Flink Window Code Examples

Keyed Streams

  • Tumbling:
    • keyedStream.timeWindow(Time.seconds(5)): Groups elements by timestamp in 5-second windows.
    • keyedStream.countWindow(1000): Groups elements by arrival time in groups of 1000.
  • Sliding:
    • keyedStream.timeWindow(Time.seconds(5), Time.seconds(1)): 5-second windows, sliding by 1 second.
    • keyedStream.countWindow(1000, 100): Windows of 1000 elements, sliding by 100.
  • Global:
    • stream.window(GlobalWindows.create()): All elements with the same key are assigned to the same window.
    • stream.window(TumblingEventTimeWindows.of(Time.seconds(1))): Elements assigned to 1-second windows based on timestamp.
    • stream.window(SlidingEventTimeWindows.of(Time.seconds(5), Time.seconds(1))): 5-second windows, sliding by 1 second, based on timestamp.

Non-Keyed Streams

  • Tumbling:
    • nonKeyedStream.timeWindowAll(Time.seconds(5)): Groups elements by timestamp in 5-second windows.
    • nonKeyedStream.countWindowAll(1000): Groups elements by arrival time in groups of 1000.
  • Sliding:
    • nonKeyedStream.timeWindowAll(Time.seconds(5), Time.seconds(1)): 5-second windows, sliding by 1 second.
  • Session Windows (Keyed and Unkeyed):
    • stream.window(ProcessingTimeSessionWindows.withGap(Time.minutes(5))): Session ends after 5 minutes of inactivity.

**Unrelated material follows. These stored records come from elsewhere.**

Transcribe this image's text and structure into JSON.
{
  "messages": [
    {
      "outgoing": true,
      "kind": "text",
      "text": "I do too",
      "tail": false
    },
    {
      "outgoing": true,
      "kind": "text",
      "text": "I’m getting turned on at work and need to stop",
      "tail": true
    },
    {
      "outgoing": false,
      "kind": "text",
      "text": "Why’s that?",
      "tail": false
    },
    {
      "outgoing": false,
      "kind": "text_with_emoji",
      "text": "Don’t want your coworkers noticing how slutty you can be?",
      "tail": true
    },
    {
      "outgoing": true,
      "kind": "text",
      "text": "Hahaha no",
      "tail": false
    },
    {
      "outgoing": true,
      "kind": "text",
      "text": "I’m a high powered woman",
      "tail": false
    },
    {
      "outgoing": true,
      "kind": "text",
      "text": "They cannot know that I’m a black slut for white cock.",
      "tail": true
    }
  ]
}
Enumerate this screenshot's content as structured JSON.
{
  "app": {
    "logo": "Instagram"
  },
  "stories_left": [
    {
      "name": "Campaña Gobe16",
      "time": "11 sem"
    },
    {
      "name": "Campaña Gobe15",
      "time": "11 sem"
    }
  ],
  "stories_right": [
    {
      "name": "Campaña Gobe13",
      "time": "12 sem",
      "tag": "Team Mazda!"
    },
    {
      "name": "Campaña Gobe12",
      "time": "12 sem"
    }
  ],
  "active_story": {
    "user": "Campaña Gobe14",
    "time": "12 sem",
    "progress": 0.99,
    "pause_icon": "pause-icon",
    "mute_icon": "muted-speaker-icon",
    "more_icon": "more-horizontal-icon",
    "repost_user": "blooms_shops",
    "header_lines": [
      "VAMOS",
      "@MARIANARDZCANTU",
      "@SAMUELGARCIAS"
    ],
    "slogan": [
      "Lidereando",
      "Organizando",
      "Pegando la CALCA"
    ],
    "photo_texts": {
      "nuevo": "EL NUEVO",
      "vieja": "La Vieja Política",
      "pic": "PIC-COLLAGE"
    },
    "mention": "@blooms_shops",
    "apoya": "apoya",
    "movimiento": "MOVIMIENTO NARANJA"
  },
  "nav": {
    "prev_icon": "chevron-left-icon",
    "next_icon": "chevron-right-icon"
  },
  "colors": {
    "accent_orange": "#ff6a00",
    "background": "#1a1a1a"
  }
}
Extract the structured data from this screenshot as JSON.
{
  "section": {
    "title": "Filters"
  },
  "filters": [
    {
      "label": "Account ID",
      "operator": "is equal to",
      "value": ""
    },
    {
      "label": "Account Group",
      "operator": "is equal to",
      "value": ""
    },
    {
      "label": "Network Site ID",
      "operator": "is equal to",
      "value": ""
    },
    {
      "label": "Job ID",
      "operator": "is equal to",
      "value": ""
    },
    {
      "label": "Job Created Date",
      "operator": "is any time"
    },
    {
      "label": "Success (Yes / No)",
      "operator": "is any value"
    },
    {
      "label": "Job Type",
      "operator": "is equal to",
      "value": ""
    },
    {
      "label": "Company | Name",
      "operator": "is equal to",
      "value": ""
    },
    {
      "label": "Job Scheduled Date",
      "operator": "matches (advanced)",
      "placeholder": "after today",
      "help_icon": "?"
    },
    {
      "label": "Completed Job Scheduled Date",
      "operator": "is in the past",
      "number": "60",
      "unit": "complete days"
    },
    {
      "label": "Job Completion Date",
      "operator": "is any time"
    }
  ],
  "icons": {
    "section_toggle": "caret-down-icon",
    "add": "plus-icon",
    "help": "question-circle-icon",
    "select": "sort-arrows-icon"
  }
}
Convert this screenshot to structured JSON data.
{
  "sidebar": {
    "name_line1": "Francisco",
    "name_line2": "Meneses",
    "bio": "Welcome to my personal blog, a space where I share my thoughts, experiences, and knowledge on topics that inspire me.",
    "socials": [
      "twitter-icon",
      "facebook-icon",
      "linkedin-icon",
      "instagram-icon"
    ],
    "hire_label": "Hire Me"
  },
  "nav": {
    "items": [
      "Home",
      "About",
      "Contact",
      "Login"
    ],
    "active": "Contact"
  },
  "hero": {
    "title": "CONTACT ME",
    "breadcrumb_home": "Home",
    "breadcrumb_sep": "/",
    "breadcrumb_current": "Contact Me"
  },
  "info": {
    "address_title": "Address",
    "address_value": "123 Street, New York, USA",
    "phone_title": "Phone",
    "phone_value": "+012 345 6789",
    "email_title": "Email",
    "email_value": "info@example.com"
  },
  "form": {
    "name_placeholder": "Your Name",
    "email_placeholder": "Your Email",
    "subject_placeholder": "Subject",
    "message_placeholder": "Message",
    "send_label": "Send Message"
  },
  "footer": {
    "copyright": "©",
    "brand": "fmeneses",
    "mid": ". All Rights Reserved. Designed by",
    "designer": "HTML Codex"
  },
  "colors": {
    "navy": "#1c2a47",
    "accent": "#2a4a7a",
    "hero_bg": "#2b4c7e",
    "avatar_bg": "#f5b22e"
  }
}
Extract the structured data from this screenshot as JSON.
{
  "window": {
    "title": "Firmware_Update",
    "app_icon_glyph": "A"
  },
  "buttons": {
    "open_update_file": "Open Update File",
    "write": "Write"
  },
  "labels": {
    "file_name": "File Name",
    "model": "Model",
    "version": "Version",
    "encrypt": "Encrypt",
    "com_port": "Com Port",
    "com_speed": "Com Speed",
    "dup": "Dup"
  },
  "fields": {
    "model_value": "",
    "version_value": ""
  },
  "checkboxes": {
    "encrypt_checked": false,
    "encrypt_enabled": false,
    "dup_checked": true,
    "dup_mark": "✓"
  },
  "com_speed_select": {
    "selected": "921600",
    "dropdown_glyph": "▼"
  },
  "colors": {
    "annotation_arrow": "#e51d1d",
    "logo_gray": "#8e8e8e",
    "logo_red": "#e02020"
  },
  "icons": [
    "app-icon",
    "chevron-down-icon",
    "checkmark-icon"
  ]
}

Example Code: Temperature Alert

This example processes a stream of temperature readings and generates an alert if a single measurement exceeds 50.

//Simplified for demonstration
public static class JulyExam {
    public static void main(String[] args) throws Exception {
        final ParameterTool params = ParameterTool.fromArgs(args);
        final StreamExecutionEnvironment env = StreamExecutionEnvironment.getExecutionEnvironment();
        env.getConfig().setGlobalJobParameters(params);

        DataStream<String> text = env.readTextFile(params.get("input"));

        SingleOutputStreamOperator<Tuple3<Long, String, Double>> mapStreamA = text.map(new MapFunction<String, Tuple3<Long, String, Double>>() {
            public Tuple3<Long, String, Double> map(String s) throws Exception {
                String[] fieldArray = s.split(",");
                return new Tuple3<>(Long.parseLong(fieldArray[0]), fieldArray[1], Double.parseDouble(fieldArray[2]));
            }
        });

        SingleOutputStreamOperator<Tuple3<Long, String, Double>> filterStreamA = mapStreamA.filter(new FilterFunction<Tuple3<Long, String, Double>>() {
            public boolean filter(Tuple3<Long, String, Double> in) throws Exception {
                return in.f2 > 50; // Corrected index to f2 for temperature
            }
        });


        //Further code can be added here for windowing and aggregation

         if (params.has("output")) {
            filterStreamA.writeAsText(params.get("output")); // Output the filtered stream
        }

        env.execute("TemperatureAlert");


    }

}

The code includes sections for reading input, mapping to tuples, filtering based on temperature, and writing the output. Further windowing and aggregation logic can be added as needed. The timestamp extraction is also shown, converting the timestamp to milliseconds.